「不到十個。你不是要抓賀蘭觿嗎?」皮皮凝視著他的臉,「賀蘭觿是你的。方尊嵋是我的。」
「什麼意思?」
「我要親手殺了方尊嵋。」
「嗯。」
「五鹿原也會來,請你放過他。他與你三妹是真心相愛。你讓他們走,成全一對夫妻。」
「什麼?五鹿原……和三妹?」他的眉頭擰成一團,顯得十分意外,「不可能。五鹿原的確提過親,但三妹什麼也沒跟我說啊。」
「女孩的心事怎麼會告訴你?裝作不知道就好。睜隻眼閉隻眼讓他劫走。」
「睜隻眼閉隻眼?」他突然「砰」地一腳踢翻了面前的椅子,把皮皮嚇了一跳,「她是我妹!那小子在我眼皮底下說搶就搶,門都沒有!他要敢動我三妹一根毫毛,我先把他的頭咬下來!」說罷氣得摔門而去,皮皮衝著他的背影叫道:「人家有翅膀,能帶她飛出去!」
院子裡迴盪著修魚稷的吼聲:「不行!絕對不行!」
送親的馬隊浩浩蕩蕩地向東馳去。
迎親的方雷家來了二十人,都是精銳,戴著翻耳兜鍪,穿著細鱗皮甲,由新郎方雷盛領隊。修魚堡這邊送親的也是二十人,由修魚稷引隊。皮皮披著件灰色的連帽斗篷,騎馬走在隊伍的尾端。

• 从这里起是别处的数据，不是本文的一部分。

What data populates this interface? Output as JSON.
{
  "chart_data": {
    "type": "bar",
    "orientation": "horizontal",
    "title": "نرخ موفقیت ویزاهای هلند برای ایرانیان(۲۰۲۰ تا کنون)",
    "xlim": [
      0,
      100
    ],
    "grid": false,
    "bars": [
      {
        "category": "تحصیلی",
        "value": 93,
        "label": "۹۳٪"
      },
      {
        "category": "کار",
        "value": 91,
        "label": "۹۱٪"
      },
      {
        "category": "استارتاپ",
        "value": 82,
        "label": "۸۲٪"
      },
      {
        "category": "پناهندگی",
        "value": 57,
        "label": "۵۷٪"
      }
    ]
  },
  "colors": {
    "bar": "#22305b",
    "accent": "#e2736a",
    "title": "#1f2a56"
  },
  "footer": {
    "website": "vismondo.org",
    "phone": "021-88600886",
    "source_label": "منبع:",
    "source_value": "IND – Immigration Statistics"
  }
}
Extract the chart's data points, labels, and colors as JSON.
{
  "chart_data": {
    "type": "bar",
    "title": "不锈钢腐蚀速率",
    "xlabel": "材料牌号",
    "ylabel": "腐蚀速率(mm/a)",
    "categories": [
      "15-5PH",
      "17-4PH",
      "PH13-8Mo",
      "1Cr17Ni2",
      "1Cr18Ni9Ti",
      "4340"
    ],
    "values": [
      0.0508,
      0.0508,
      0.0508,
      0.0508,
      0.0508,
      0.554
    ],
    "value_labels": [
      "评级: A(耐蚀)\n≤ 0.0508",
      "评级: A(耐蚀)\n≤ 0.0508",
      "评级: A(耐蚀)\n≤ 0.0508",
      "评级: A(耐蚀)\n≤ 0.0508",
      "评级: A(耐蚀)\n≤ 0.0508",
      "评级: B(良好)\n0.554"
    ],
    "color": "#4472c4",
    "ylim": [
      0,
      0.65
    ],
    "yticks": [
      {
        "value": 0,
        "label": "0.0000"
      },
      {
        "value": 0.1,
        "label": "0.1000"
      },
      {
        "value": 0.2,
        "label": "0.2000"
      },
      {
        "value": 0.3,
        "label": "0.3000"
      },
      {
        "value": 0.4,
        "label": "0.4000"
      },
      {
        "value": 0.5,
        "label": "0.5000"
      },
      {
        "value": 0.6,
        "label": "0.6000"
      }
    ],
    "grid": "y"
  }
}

營地一戰,狐族這邊死了鍾沂、梨花、家麟,重傷了金鸐、跑了皮皮,戰鬥力所剩無幾。賀蘭觿唯一叫得動的幫手是宮家兄弟。狐族戰營不會超過十人。如果打群架,勝算幾乎是零。
狼族這邊,修魚稷沒跟方雷家提到可能被搶親的事,只是叮囑他們一路格外小心。因為最近修魚與安平兩家局勢緊張,北山家也蠢蠢欲動,路上什麼事情都可能發生。
方雷盛在狼族中算是長相比較文靜的。瘦高個兒,淺淺的鬍鬚,笑起來有些靦腆。因為是新郎,著意打扮了一番,待人非常周到有禮貌。他與修魚清並排騎行,一直用狼語交談。
無論是修魚稷還是關皮皮都很注意觀察修魚清的表情。她看上去從容不迫、談笑自如,一點也不失落。皮皮在心中暗自佩服:狼族女人的心理素質果然強大,眼看就要私奔了,還跟新郎聊得火熱,降低他的戒備之心。
四十人的隊伍在崎嶇的山路上走了一上午,什麼人也沒碰到。狼族人一天只吃一頓飯,遇到特殊情況可以幾天不吃,所以一路上誰也沒停。皮皮在馬背上吃了一點乾糧,喝了幾口水,修魚稷策馬過來問道:「剛才走過的那段路,是偷襲者的最佳選擇,你確定他們會來?」
「會的。」皮皮很自信,但她想到一個問題,「你們為什麼不選擇去龍關驛站坐車呢?那樣豈不快些?」
「快是快,沒有儀式感。」
皮皮笑了,心想如果添上一排鎖吶、一頂花轎、就更有儀式感了。但她沒說出來,怕修魚稷問她什麼是鎖吶、什麼花轎、龍族結婚都有些什麼儀式,又要解釋半天,不免心累。
「哎,我看你妹還挺淡定的,跟方雷盛聊得挺來的樣子。」
「也許她是想讓我們放鬆警惕。」昨晚皮皮的話雖然說得修魚稷大發雷霆,冷靜下來之後他還是選擇了相信。
「出發之前,你沒旁敲側擊地問問她?」
「你不是讓我裝做不知道麼。」
「好榮幸喔!我說什麼你聽什麼。」皮皮瞪了他一眼,「等下人家來搶親,你放人還是不放?」
「只要我妹喜歡,放。」修魚稷一咬牙,「藉口都編好了。就說五鹿原帶著她飛走了。——說實話,他要不是五鹿家的,這謊還真不好編哪。」
然後他的話就多了,問五鹿原的人品怎樣,脾氣好不好,打算在什麼地方建立領地……
皮皮默默地看著他,有點哭笑不得。五鹿原的計劃就是聯合狐族消滅修魚亮佔領你們的地盤,這她可不敢說出來。
「你對你妹真心不錯。」皮皮嘆道。
「她對我也很好。」修魚稷道。皮皮看出他有些焦慮,握著腰刀的虎口緊崩著,整個胳膊都是硬的。
「怎麼了?」她四下張望了一下。